The team found among the 329 patients in the study sample, 35.3% (116) had an acute ischemic stroke; 21.6% (71) had LVO stroke, and 14.6% (48) had small vessel occlusion (SVO) stroke.
The most commonly observed LVO was in a middle cerebral artery. Meanwhile, multifocal LVOs were observed in only 9.9% of patients with LVO stroke.
With COVID-19 present in 38.3% of patients, 61.7% of patients without COVID-19 formed the negative control group.
The team found LVO stroke was present in 31.7% of patients with COVID-19, compared with 15.3% of patients without COVID-19.
SVO stroke was present in 15.9% of patients with COVID-19 and 13.8% of patients without COVID-19.

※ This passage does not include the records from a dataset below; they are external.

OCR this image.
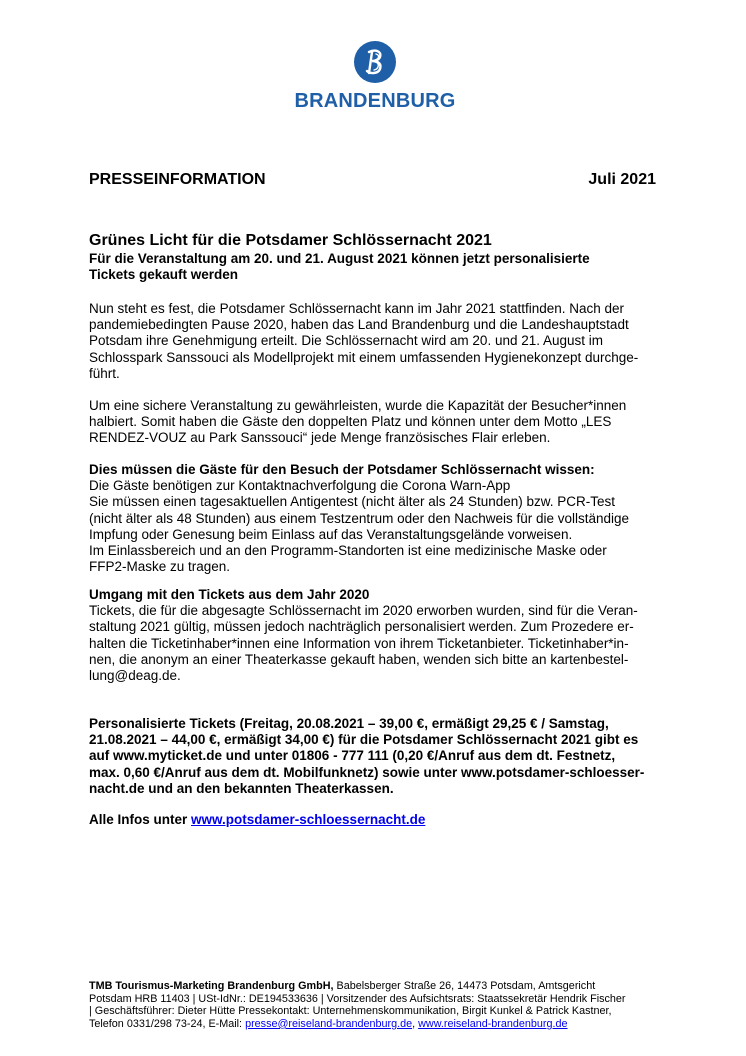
BRANDENBURG
PRESSEINFORMATION	Juli 2021
Grünes Licht für die Potsdamer Schlössernacht 2021
Für die Veranstaltung am 20. und 21. August 2021 können jetzt personalisierte
Tickets gekauft werden
Nun steht es fest, die Potsdamer Schlössernacht kann im Jahr 2021 stattfinden. Nach der
pandemiebedingten Pause 2020, haben das Land Brandenburg und die Landeshauptstadt
Potsdam ihre Genehmigung erteilt. Die Schlössernacht wird am 20. und 21. August im
Schlosspark Sanssouci als Modellprojekt mit einem umfassenden Hygienekonzept durchge-
führt.
Um eine sichere Veranstaltung zu gewährleisten, wurde die Kapazität der Besucher*innen
halbiert. Somit haben die Gäste den doppelten Platz und können unter dem Motto „LES
RENDEZ-VOUZ au Park Sanssouci“ jede Menge französisches Flair erleben.
Dies müssen die Gäste für den Besuch der Potsdamer Schlössernacht wissen:
Die Gäste benötigen zur Kontaktnachverfolgung die Corona Warn-App
Sie müssen einen tagesaktuellen Antigentest (nicht älter als 24 Stunden) bzw. PCR-Test
(nicht älter als 48 Stunden) aus einem Testzentrum oder den Nachweis für die vollständige
Impfung oder Genesung beim Einlass auf das Veranstaltungsgelände vorweisen.
Im Einlassbereich und an den Programm-Standorten ist eine medizinische Maske oder
FFP2-Maske zu tragen.
Umgang mit den Tickets aus dem Jahr 2020
Tickets, die für die abgesagte Schlössernacht im 2020 erworben wurden, sind für die Veran-
staltung 2021 gültig, müssen jedoch nachträglich personalisiert werden. Zum Prozedere er-
halten die Ticketinhaber*innen eine Information von ihrem Ticketanbieter. Ticketinhaber*in-
nen, die anonym an einer Theaterkasse gekauft haben, wenden sich bitte an kartenbestel-
lung@deag.de.
Personalisierte Tickets (Freitag, 20.08.2021 – 39,00 €, ermäßigt 29,25 € / Samstag,
21.08.2021 – 44,00 €, ermäßigt 34,00 €) für die Potsdamer Schlössernacht 2021 gibt es
auf www.myticket.de und unter 01806 - 777 111 (0,20 €/Anruf aus dem dt. Festnetz,
max. 0,60 €/Anruf aus dem dt. Mobilfunknetz) sowie unter www.potsdamer-schloesser-
nacht.de und an den bekannten Theaterkassen.
Alle Infos unter www.potsdamer-schloessernacht.de
TMB Tourismus-Marketing Brandenburg GmbH, Babelsberger Straße 26, 14473 Potsdam, Amtsgericht
Potsdam HRB 11403 | USt-IdNr.: DE194533636 | Vorsitzender des Aufsichtsrats: Staatssekretär Hendrik Fischer
| Geschäftsführer: Dieter Hütte Pressekontakt: Unternehmenskommunikation, Birgit Kunkel & Patrick Kastner,
Telefon 0331/298 73-24, E-Mail: presse@reiseland-brandenburg.de, www.reiseland-brandenburg.de
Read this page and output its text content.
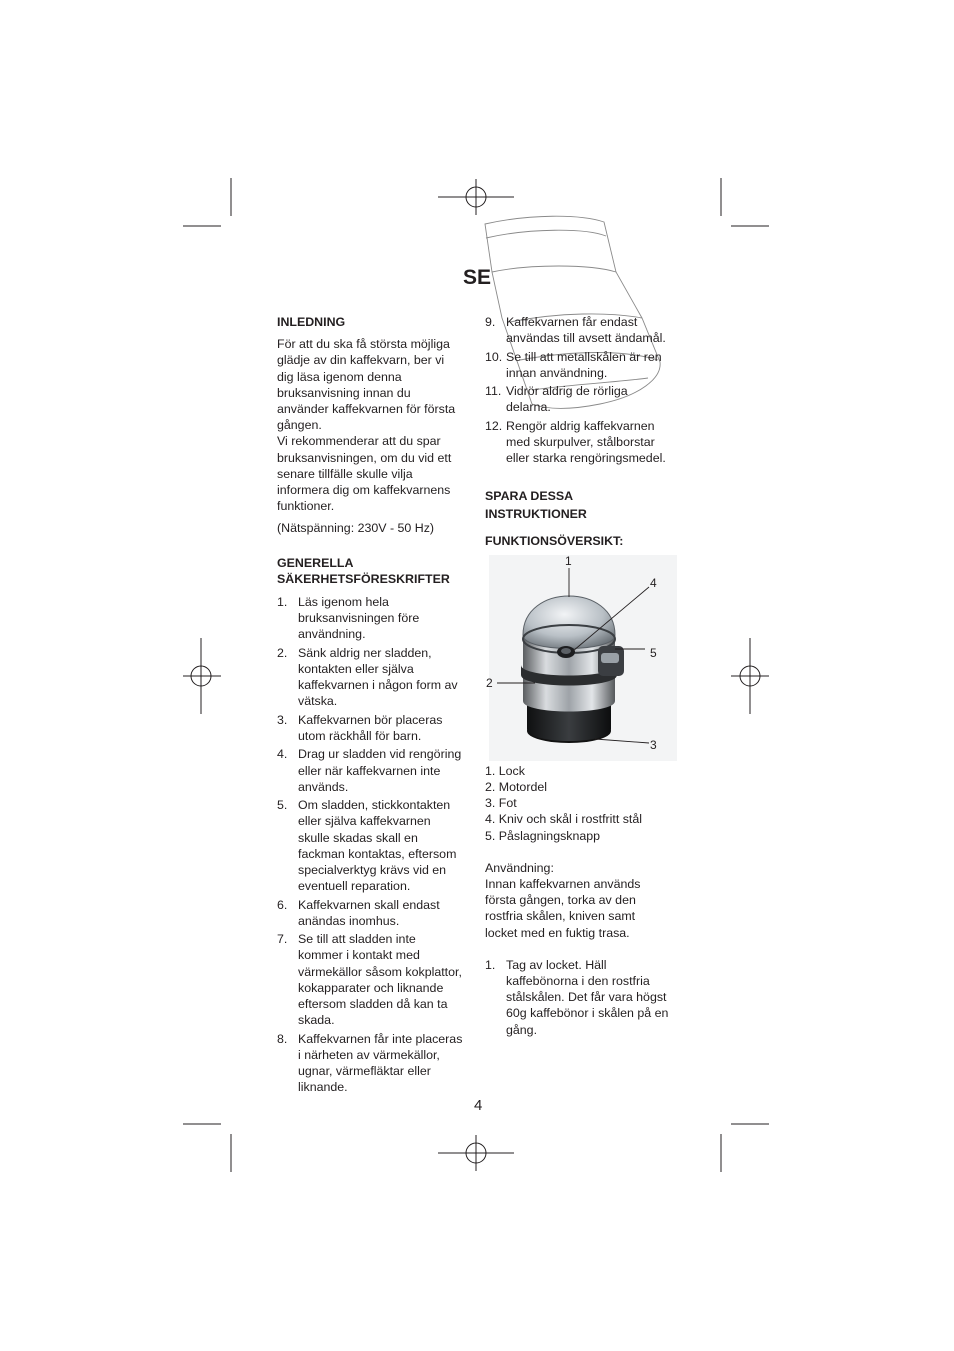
SE

INLEDNING

För att du ska få största möjliga
glädje av din kaffekvarn, ber vi
dig läsa igenom denna
bruksanvisning innan du
använder kaffekvarnen för första
gången.
Vi rekommenderar att du spar
bruksanvisningen, om du vid ett
senare tillfälle skulle vilja
informera dig om kaffekvarnens
funktioner.

(Nätspänning: 230V - 50 Hz)

GENERELLA
SÄKERHETSFÖRESKRIFTER
1. Läs igenom hela
bruksanvisningen före
användning.
2. Sänk aldrig ner sladden,
kontakten eller själva
kaffekvarnen i någon form av
vätska.
3. Kaffekvarnen bör placeras
utom räckhåll för barn.
4. Drag ur sladden vid rengöring
eller när kaffekvarnen inte
används.
5. Om sladden, stickkontakten
eller själva kaffekvarnen
skulle skadas skall en
fackman kontaktas, eftersom
specialverktyg krävs vid en
eventuell reparation.
6. Kaffekvarnen skall endast
anändas inomhus.
7. Se till att sladden inte
kommer i kontakt med
värmekällor såsom kokplattor,
kokapparater och liknande
eftersom sladden då kan ta
skada.
8. Kaffekvarnen får inte placeras
i närheten av värmekällor,
ugnar, värmefläktar eller
liknande.
9. Kaffekvarnen får endast
användas till avsett ändamål.
10. Se till att metallskålen är ren
innan användning.
11. Vidrör aldrig de rörliga
delarna.
12. Rengör aldrig kaffekvarnen
med skurpulver, stålborstar
eller starka rengöringsmedel.
SPARA DESSA
INSTRUKTIONER

FUNKTIONSÖVERSIKT:

1
4
5
2
3
1. Lock
2. Motordel
3. Fot
4. Kniv och skål i rostfritt stål
5. Påslagningsknapp

Användning:

Innan kaffekvarnen används
första gången, torka av den
rostfria skålen, kniven samt
locket med en fuktig trasa.
1. Tag av locket. Häll
kaffebönorna i den rostfria
stålskålen. Det får vara högst
60g kaffebönor i skålen på en
gång.
4
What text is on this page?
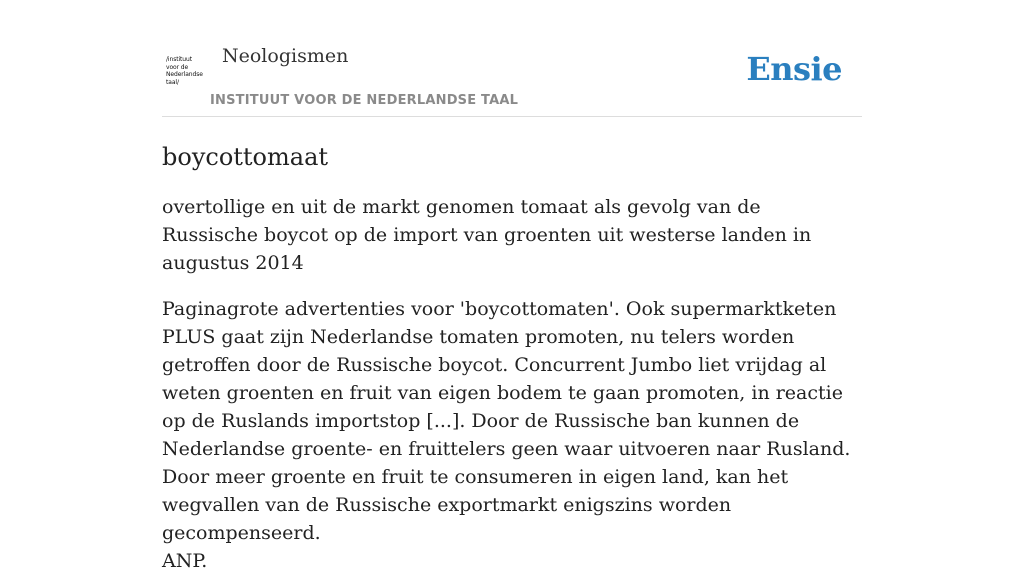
/instituut
voor de
Nederlandse
taal/
Neologismen
INSTITUUT VOOR DE NEDERLANDSE TAAL
Ensie
boycottomaat

overtollige en uit de markt genomen tomaat als gevolg van de Russische boycot op de import van groenten uit westerse landen in augustus 2014

Paginagrote advertenties voor 'boycottomaten'. Ook supermarktketen PLUS gaat zijn Nederlandse tomaten promoten, nu telers worden getroffen door de Russische boycot. Concurrent Jumbo liet vrijdag al weten groenten en fruit van eigen bodem te gaan promoten, in reactie op de Ruslands importstop [...]. Door de Russische ban kunnen de Nederlandse groente- en fruittelers geen waar uitvoeren naar Rusland. Door meer groente en fruit te consumeren in eigen land, kan het wegvallen van de Russische exportmarkt enigszins worden gecompenseerd.
ANP.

The findings showed that the risk of large vessel stroke among patients with COVID-19 was 2.4 times as high as that among patients without COVID-19.
The team says although the incidence of COVID-19 infection in New York City is declining, a large population of patients continue to present with COVID-19.
Doctors should lower the threshold of suspicion for large vessel stroke in COVID-19 patients who present with neurologic symptoms.
One author of the study is Shingo Kihira of the Icahn School of Medicine at Mount Sinai.
The study is published in the American Journal of Roentgenology.